Concrètement, il n’y aura pas d’utilisation de l’IA à l’école fondamentale, afin d’encourager les jeunes à lire, écrire, rédiger et formuler leurs opinions eux-mêmes. L’apprentissage de l’IA débutera dans les classes inférieures du secondaire, pour comprendre son fonctionnement, ses opportunités et ses risques. Dans les classes supérieures du lycée, l’usage sera ponctuel et encadré, pour s’assurer que les élèves conservent la maîtrise de leurs propres compétences et ne se contentent pas de déléguer leur réflexion à un outil numérique.

 

Selon vous, quel est le plus grand défi de l’école luxembourgeoise ?

Le plus grand défi est sans aucun doute la gestion de la diversité. Chaque année, notre système scolaire accueille de plus en plus d’élèves : pour cette rentrée, nous avons 2.000 élèves supplémentaires, répartis à parts égales entre le fondamental et le secondaire. La grande majorité d’entre eux vient de l’étranger, ayant déjà commencé leur scolarité dans un autre pays, avec d’autres langues et dans un autre système scolaire. Notre responsabilité est de les intégrer au mieux, ce qui explique pourquoi nous travaillons depuis plusieurs années à diversifier notre offre scolaire.

Nous savons bien que nous ne pouvons pas proposer une section spécifique pour chaque nationalité ou chaque langue.

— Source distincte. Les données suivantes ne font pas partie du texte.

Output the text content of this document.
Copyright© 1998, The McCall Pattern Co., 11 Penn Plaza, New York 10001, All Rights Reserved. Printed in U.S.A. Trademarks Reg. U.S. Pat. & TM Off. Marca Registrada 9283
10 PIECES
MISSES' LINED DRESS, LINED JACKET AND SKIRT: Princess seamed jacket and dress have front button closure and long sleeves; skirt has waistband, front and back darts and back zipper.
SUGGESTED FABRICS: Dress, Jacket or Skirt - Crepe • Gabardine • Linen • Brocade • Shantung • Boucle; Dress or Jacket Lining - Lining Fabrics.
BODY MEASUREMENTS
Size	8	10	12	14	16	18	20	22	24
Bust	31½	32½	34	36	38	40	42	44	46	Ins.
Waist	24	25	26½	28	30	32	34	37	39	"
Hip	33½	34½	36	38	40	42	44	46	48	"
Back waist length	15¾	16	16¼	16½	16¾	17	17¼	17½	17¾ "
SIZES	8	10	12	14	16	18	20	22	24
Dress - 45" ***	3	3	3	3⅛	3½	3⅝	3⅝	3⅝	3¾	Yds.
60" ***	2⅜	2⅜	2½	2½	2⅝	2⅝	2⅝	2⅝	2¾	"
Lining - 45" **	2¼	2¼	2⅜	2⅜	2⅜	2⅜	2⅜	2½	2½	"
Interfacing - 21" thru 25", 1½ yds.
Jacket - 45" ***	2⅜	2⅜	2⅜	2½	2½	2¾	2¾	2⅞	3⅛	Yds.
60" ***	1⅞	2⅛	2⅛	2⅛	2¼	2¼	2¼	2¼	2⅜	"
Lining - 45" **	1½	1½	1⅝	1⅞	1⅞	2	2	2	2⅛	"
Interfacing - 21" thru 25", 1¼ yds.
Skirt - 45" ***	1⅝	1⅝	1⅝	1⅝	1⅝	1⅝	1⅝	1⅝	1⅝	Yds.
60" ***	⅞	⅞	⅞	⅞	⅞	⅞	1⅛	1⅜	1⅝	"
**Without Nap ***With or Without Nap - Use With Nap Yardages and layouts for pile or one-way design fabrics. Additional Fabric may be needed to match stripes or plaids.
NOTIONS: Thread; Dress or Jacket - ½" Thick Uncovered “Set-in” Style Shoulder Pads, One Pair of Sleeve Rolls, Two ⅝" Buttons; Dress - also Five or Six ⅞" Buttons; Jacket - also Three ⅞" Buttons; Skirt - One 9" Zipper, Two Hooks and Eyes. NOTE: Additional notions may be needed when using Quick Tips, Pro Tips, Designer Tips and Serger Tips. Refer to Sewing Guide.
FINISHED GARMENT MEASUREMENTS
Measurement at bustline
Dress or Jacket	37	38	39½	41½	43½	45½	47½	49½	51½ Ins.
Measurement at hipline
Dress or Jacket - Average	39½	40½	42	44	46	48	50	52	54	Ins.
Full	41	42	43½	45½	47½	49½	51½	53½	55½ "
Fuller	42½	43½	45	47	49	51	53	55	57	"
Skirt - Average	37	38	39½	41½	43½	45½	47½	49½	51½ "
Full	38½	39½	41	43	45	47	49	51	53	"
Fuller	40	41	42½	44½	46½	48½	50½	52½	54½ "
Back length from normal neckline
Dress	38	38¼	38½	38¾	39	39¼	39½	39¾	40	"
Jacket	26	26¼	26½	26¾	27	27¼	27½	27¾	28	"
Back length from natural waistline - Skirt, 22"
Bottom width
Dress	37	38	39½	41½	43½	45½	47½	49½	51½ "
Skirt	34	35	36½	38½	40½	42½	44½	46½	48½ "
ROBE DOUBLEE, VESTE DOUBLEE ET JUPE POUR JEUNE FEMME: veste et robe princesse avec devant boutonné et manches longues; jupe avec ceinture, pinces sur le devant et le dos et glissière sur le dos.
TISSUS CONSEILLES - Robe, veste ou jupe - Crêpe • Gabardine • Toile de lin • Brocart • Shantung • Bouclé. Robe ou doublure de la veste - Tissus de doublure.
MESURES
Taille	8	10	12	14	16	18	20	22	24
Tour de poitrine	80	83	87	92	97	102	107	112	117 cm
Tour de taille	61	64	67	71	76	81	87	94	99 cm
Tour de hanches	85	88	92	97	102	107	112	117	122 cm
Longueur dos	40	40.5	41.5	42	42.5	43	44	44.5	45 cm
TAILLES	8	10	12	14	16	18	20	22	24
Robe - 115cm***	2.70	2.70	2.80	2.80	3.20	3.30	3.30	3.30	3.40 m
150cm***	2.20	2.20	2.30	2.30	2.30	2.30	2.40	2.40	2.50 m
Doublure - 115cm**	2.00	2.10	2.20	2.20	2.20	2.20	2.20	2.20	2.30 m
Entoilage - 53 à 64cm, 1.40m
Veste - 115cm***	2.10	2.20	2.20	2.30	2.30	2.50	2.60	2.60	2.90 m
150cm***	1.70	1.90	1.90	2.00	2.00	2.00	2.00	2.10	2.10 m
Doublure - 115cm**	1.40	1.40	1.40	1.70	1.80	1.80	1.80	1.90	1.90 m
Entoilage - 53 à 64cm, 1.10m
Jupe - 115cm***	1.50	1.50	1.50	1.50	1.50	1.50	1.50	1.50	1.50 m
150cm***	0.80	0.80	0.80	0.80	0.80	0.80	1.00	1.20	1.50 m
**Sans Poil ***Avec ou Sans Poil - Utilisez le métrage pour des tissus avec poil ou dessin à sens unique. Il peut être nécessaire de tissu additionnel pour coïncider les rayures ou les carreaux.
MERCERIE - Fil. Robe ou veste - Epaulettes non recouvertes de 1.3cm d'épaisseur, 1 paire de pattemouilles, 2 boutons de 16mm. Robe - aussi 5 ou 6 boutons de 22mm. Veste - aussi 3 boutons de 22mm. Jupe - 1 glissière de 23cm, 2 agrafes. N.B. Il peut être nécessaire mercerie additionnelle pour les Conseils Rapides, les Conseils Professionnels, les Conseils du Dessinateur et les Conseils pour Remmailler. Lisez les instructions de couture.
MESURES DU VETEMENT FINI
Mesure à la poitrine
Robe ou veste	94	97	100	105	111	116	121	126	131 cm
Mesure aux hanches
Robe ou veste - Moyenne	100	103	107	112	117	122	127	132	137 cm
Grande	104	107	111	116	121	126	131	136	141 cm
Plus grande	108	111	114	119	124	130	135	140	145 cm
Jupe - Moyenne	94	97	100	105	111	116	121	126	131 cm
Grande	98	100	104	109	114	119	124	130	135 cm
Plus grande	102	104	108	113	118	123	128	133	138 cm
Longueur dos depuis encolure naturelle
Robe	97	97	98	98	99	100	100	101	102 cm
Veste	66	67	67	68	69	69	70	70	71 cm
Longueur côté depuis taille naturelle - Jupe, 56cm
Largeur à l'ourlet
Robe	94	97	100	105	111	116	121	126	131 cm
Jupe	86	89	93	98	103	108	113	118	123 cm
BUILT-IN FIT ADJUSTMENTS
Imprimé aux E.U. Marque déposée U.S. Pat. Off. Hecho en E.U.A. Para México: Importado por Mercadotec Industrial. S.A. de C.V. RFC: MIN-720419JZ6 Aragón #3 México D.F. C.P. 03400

Mais avec les écoles européennes publiques, nous avons trouvé une solution adaptée et très demandée. À titre d’exemple, l’École internationale de Differdange et d’Esch-sur-Alzette (EIDE) a reçu 1.200 demandes d’inscription pour seulement 300 places. C’est pourquoi nous allons ouvrir une nouvelle école publique européenne à Schifflange et d’ici 2028, deux autres établissements supplémentaires dans des localités encore à déterminer.

En parallèle, nous investissons dans la diversification de notre système scolaire national : davantage de classes francophones dans le secondaire général et bien sûr le projet Alpha – zesumme wuessen, qui constitue un changement de paradigme dans la manière d’enseigner et d’accompagner les élèves. Tous ces efforts visent un seul objectif : répondre à l’hétérogénéité croissante de notre population scolaire et garantir des parcours adaptés.

Alors oui, il existe d’autres défis, il y en a toujours dans un système éducatif, mais la diversité restera le défi majeur, probablement pour longtemps. C’est un challenge typiquement luxembourgeois, mais c’est aussi une richesse que nous devons transformer en atout pour l’avenir.